4th Daimyō of Aizu Domain
- In office 1731–1750
- Monarchs: Shōgun Tokugawa Yoshimune; Tokugawa Ieshige;
- Preceded by: Matsudaira Masakata
- Succeeded by: Matsudaira Katanobu

Personal details
- Born: October 2, 1724
- Died: October 26, 1750 (aged 26)
- Spouse(s): Tomoe, daughter of Matsudaira Yoritoyo of Takamatsu Domain
- Parent: Matsudaira Masakata (father);

= Matsudaira Katasada =

Daimyo of the middle Edo period; 4th lord of Aizu

Matsudaira Katasada (松平容貞) was the 4th daimyō of Aizu Domain in Mutsu Province, Japan (modern-day Fukushima Prefecture).

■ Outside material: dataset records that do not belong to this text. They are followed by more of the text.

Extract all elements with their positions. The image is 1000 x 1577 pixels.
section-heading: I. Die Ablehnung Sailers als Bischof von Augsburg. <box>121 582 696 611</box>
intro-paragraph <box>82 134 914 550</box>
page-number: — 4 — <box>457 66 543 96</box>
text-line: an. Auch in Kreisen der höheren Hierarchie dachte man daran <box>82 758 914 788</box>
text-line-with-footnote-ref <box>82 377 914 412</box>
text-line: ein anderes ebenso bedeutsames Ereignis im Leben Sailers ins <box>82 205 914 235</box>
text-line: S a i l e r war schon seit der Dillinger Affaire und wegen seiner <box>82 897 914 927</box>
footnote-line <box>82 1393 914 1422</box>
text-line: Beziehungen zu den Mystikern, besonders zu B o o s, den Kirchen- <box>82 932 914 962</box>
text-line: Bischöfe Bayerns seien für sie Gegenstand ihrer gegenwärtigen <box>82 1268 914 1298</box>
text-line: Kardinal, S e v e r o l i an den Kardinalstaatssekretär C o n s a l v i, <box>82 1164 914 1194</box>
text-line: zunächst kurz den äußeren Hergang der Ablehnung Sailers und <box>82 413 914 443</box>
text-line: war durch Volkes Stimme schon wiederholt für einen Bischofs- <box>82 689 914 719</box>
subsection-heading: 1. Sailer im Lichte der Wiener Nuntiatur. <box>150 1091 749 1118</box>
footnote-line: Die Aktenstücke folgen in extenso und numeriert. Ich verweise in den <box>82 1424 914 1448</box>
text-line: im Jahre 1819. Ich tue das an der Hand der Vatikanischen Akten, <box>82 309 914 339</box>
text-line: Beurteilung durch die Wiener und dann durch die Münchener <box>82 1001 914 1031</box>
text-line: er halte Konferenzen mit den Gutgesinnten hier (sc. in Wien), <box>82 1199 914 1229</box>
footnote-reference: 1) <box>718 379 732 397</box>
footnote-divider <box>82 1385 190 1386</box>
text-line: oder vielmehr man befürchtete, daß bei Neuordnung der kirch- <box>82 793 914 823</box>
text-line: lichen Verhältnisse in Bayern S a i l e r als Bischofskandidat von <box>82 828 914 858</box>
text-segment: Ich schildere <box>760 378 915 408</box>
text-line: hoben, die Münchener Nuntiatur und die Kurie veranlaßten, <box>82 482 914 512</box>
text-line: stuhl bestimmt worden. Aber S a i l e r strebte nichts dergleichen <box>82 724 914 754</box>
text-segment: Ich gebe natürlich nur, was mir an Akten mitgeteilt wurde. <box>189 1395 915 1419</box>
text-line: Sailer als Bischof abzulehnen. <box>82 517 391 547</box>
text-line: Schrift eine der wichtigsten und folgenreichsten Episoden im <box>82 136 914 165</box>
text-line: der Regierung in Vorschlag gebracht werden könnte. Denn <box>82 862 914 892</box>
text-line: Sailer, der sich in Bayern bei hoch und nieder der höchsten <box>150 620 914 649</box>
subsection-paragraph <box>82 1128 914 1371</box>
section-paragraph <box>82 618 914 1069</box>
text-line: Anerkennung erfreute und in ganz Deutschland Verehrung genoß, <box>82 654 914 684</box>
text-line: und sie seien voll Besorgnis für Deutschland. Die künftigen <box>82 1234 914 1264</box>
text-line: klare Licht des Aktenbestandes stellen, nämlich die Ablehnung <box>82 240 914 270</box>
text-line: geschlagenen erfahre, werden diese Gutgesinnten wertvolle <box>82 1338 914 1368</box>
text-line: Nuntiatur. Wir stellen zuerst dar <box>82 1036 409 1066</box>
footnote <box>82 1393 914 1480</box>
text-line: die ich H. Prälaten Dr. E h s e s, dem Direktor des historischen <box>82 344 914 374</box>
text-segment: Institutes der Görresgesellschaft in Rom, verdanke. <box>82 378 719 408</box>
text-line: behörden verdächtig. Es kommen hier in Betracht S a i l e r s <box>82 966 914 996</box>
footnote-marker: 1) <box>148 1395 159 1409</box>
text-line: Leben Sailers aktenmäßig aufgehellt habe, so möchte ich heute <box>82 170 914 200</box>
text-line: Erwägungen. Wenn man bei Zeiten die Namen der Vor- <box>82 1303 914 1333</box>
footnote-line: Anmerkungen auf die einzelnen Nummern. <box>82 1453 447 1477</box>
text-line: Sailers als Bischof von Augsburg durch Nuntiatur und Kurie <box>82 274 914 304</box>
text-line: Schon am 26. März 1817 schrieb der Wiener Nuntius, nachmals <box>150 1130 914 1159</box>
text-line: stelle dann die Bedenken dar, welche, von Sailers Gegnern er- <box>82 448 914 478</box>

His courtesy title was Sankonoe-gon-shō-shō and Jijū, and his Court rank was Junior Fourth Rank, Lower Grade.

==Biography==
Matsudaira Katasada was the eighth son of Matsudaira Masakata and became daimyō in 1731 on his father's death. He was received in formal audience by Shogun Tokugawa Yoshimune in 1735. His courtesy title was promoted from Bungo-no-kami to Sankonoe-gon-shō-shō in 1740. Due to peasant unrest, he was able to pay only one half of his required taxes in 1749, and died in 1750 at the age of 27. He was married to a daughter of Matsudaira Yoritoyo of Takamatsu Domain, and had two sons and one daughter.